A Digital Twin of Evaporative Thermo-Fluidic Process in Fixation Unit of DoD Inkjet Printers
Samarth Toolhally, Joeri Roelofs, Siep Weiland, Amritam Das
TL;DR
Problem addressed: achieving optimal paper moisture and temperature control in the fixation unit of inkjet printers requires a faithful, real-time model of the spatio-temporal thermo-fluidic drying. Approach: model the unit as a modular graph with six spatial zones, convert diffusion and evaporation dynamics into a unified Partial Integral Equation framework, and synthesize an H-infinity optimal Luenberger estimator for robust state observation.

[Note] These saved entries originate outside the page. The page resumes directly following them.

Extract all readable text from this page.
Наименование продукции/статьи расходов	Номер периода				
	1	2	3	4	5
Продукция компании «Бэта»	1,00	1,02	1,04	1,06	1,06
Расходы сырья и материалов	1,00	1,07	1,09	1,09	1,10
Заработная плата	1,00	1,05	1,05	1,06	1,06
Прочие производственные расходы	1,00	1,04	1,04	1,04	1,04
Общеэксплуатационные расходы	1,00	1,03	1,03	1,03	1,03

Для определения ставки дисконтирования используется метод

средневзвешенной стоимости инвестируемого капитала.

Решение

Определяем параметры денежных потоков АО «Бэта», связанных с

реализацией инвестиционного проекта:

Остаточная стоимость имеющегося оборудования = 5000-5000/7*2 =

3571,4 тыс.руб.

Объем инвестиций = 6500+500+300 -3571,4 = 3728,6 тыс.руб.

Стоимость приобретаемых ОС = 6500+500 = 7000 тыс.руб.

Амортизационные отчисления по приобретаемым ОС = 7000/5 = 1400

Contributions: a validated PIE-based digital twin implemented in MATLAB via PIETOOLS, an H-infinity estimator with a quantified robustness bound, and a modular architecture that supports rapid prototyping. Significance: enables reliable real-time monitoring and potential control improvements for industrial inkjet fixation, while outlining current limitations and directions for extending to two-dimensional diffusion and more complete nonlinearities.
Abstract
In inkjet printing, optimal paper moisture is crucial for print quality, achieved through hot-air impingement in the fixation unit. This paper presents a modular digital twin of the fixation unit, modeling the thermo-fluidic drying process and monitoring its spatio-temporal performance. The novel approach formulates the digital twin as an infinite-dimensional state estimator that infers fixation states from limited sensor data, while remaining robust to disturbances. Modularity is achieved through a graph-theoretic model, where each node represents thermo-fluidic dynamics in different sections of the fixation unit. Evaporation is modeled as a nonlinear boundary effect coupled with node dynamics via Linear Fractional Representation. Using the Partial Integral Equation (PIE) framework, we develop a unified approach for stability, input-output analysis, simulation, and rapid prototyping, validated with operational data from a commercial printer. An $\mathcal{H}_{\infty}$-optimal Luenberger state estimator is then synthesized to estimate thermal states from available sensor data, enabling real-time monitoring of spatio-temporal thermal effects on paper sheets.